5. Build your business credit score
Your business credit score impacts everything from qualifying for business credit to landing contracts and the rate you’ll pay for business insurance. So it’s important to regularly check your business credit report.
To build your business credit, start by registering for a free DUNS number through Dun & Bradstreet. Use your DUNS number when applying for business credit cards or trade credit accounts. Then make on-time payments to show business credit bureaus that you’re reliable.
Keep in mind that not all credit card companies and vendors report payments to the business credit bureaus. If you’ve been making on-time payments and they haven’t been submitted, consider signing up for Dun & Bradstreet’s CreditBuilder product. Dun & Bradstreet will seek out your payment experience from vendors and include it in your PAYDEX business credit score.
6. Plan for and pay business taxes
Every business has to pay federal income taxes on business income. How you pay those taxes and the tax rate you pay depends on your business structure.
Get in the habit of setting aside a portion of your income each month so you have the cash available to make estimated tax payments. Those payments are due on:
- April 15
- June 15
- September 15
- January 15 of the following year
If any of those dates fall on a weekend or holiday, the deadline shifts to the next business day.

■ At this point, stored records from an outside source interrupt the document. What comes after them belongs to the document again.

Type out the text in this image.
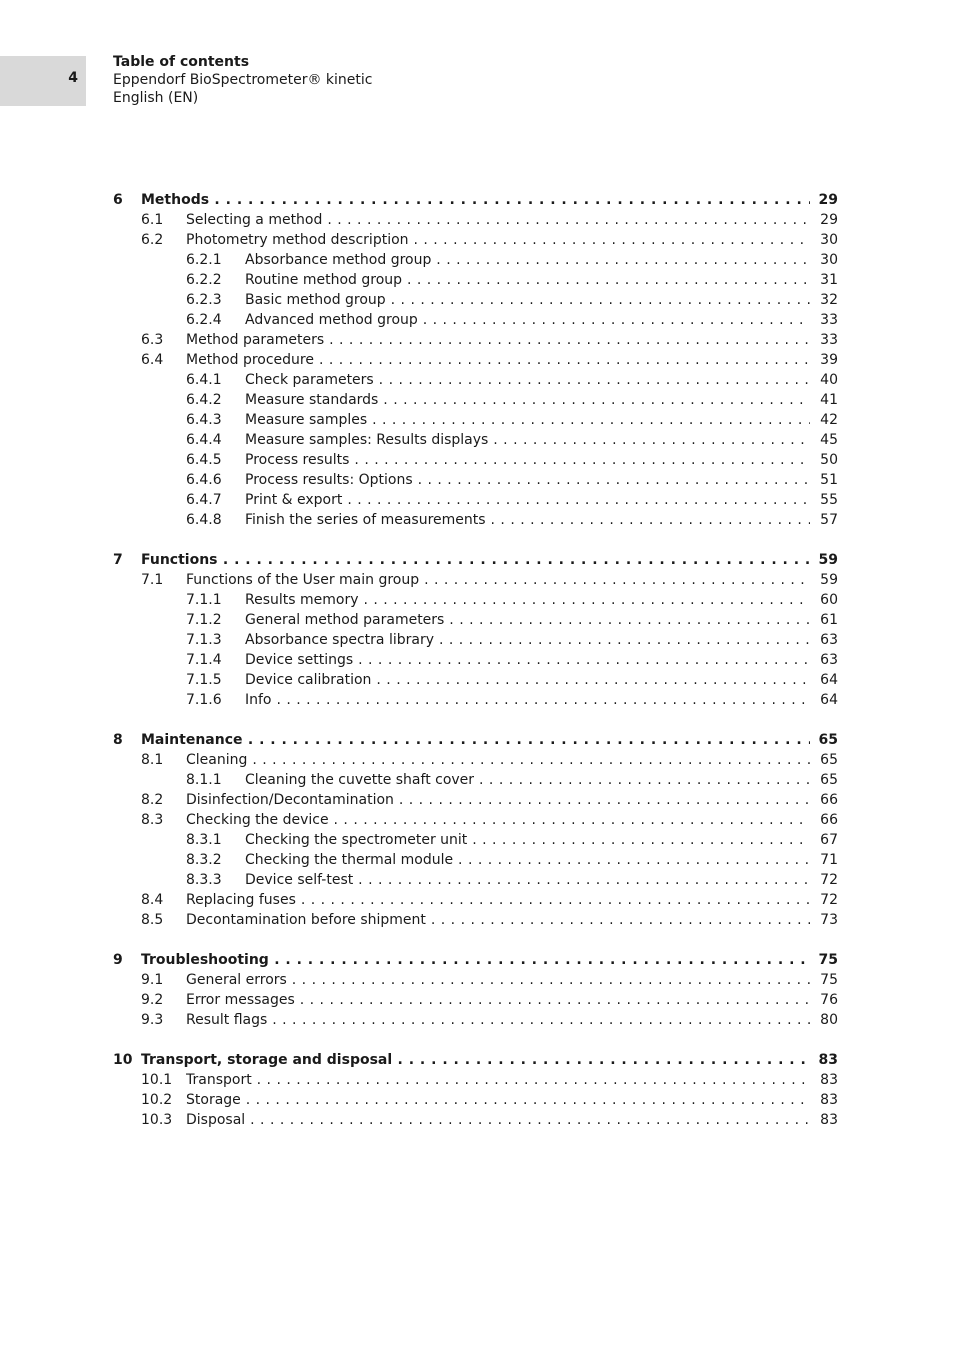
4
Table of contents
Eppendorf BioSpectrometer® kinetic
English (EN)
6 Methods . . .	29
6.1 Selecting a method . . .	29
6.2 Photometry method description . . .	30
6.2.1 Absorbance method group . . .	30
6.2.2 Routine method group . . .	31
6.2.3 Basic method group . . .	32
6.2.4 Advanced method group . . .	33
6.3 Method parameters . . .	33
6.4 Method procedure . . .	39
6.4.1 Check parameters . . .	40
6.4.2 Measure standards . . .	41
6.4.3 Measure samples . . .	42
6.4.4 Measure samples: Results displays . . .	45
6.4.5 Process results . . .	50
6.4.6 Process results: Options . . .	51
6.4.7 Print & export . . .	55
6.4.8 Finish the series of measurements . . .	57
7 Functions . . .	59
7.1 Functions of the User main group . . .	59
7.1.1 Results memory . . .	60
7.1.2 General method parameters . . .	61
7.1.3 Absorbance spectra library . . .	63
7.1.4 Device settings . . .	63
7.1.5 Device calibration . . .	64
7.1.6 Info . . .	64
8 Maintenance . . .	65
8.1 Cleaning . . .	65
8.1.1 Cleaning the cuvette shaft cover . . .	65
8.2 Disinfection/Decontamination . . .	66
8.3 Checking the device . . .	66
8.3.1 Checking the spectrometer unit . . .	67
8.3.2 Checking the thermal module . . .	71
8.3.3 Device self-test . . .	72
8.4 Replacing fuses . . .	72
8.5 Decontamination before shipment . . .	73
9 Troubleshooting . . .	75
9.1 General errors . . .	75
9.2 Error messages . . .	76
9.3 Result flags . . .	80
10 Transport, storage and disposal . . .	83
10.1 Transport . . .	83
10.2 Storage . . .	83
10.3 Disposal . . .	83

7. Explore small business loan options
With a clear picture of your business finances, consider whether you want or need a small business loan. A loan can help resolve cash flow problems, allow you to purchase essential business equipment and provide growth opportunities.
With organized accounting records and accurate, timely financial statements, you’ll be in a good position to qualify. Depending on the lender’s business loan requirements, you may also need:
- A business plan
- Accounts receivable and accounts payable aging reports, which demonstrate the financial health and credit risk of your business
- Collateral
- Copies of your business license, articles of organization and any contracts you have with vendors or customers.